Why did you decided to create «The Lost Bay Podcast»? And how is your experience about it?

Iko: My nine to five job went very slow because of the pandemic. I’m a documentary producer, I produce creative documentaries for the festival circuit or theatrical release. And so as you know, cinemas and festivals were shut down during the pandemic, everything became very slow. My business partner is a very close friend, and I used to tell her about the Critical Role YouTube videos I was watching in the evening. And after a while, she told me: Hey, listen, you seem very much interested in this RPG thing. You have time on your hands because of the pandemic. Why don’t you try and do something with it? So one thing led to another, I opened a twitter account with no contacts at all, and I’ve interviewed Yochai Gal. He was very generous. He welcomed my request. I mean he probably had no idea who I was. And I did the first interview without really knowing if I was going to do more. Yochai’s interview was well received. So I did more.

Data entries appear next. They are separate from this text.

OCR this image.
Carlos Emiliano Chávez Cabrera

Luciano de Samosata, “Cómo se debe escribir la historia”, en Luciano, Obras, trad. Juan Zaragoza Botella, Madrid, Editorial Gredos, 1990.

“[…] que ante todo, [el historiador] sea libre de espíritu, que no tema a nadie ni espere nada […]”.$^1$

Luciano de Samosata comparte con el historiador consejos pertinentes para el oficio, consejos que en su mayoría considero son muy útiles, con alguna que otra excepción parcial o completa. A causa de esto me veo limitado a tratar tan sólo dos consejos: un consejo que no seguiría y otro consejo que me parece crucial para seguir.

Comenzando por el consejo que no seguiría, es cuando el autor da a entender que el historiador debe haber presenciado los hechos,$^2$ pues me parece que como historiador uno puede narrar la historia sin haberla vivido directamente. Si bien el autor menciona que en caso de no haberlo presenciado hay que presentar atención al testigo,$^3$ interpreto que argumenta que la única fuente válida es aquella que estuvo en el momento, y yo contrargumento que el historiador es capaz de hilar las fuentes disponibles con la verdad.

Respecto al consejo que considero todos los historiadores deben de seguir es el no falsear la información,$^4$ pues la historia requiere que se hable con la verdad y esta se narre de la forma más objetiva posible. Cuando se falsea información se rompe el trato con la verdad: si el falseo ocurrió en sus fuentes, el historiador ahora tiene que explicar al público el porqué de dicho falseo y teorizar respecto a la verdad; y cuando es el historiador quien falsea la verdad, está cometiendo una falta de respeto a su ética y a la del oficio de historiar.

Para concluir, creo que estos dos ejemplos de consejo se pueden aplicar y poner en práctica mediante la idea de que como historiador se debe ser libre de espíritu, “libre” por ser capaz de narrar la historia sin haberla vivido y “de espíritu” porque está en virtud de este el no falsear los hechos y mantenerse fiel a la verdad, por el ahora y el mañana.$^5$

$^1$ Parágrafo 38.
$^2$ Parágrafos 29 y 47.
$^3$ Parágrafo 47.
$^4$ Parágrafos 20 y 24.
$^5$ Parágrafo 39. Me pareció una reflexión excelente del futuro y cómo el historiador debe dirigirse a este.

Thank you for joining us today. Before you go, what are your plans for the next season of «The Lost Bay Podcast»?

Iko: For the next season, which started on the third of November, I plan to do weekly episodes for three and a half/four months, interviewing new voices and also more experienced designers. I also want to give more space to creators who are not in the US  orUK scene. I’m interviewing Zedek Siew, Momatoes, Diogo Nogueira. During the month of November I’ll release a few episodes with a spooky/horror vibe. I’ll have as guests Seb Pines, author of the solor RPG Dwelling, Sean McCoy, designer of Mothership, Paolo Greco of The Book of Gaub.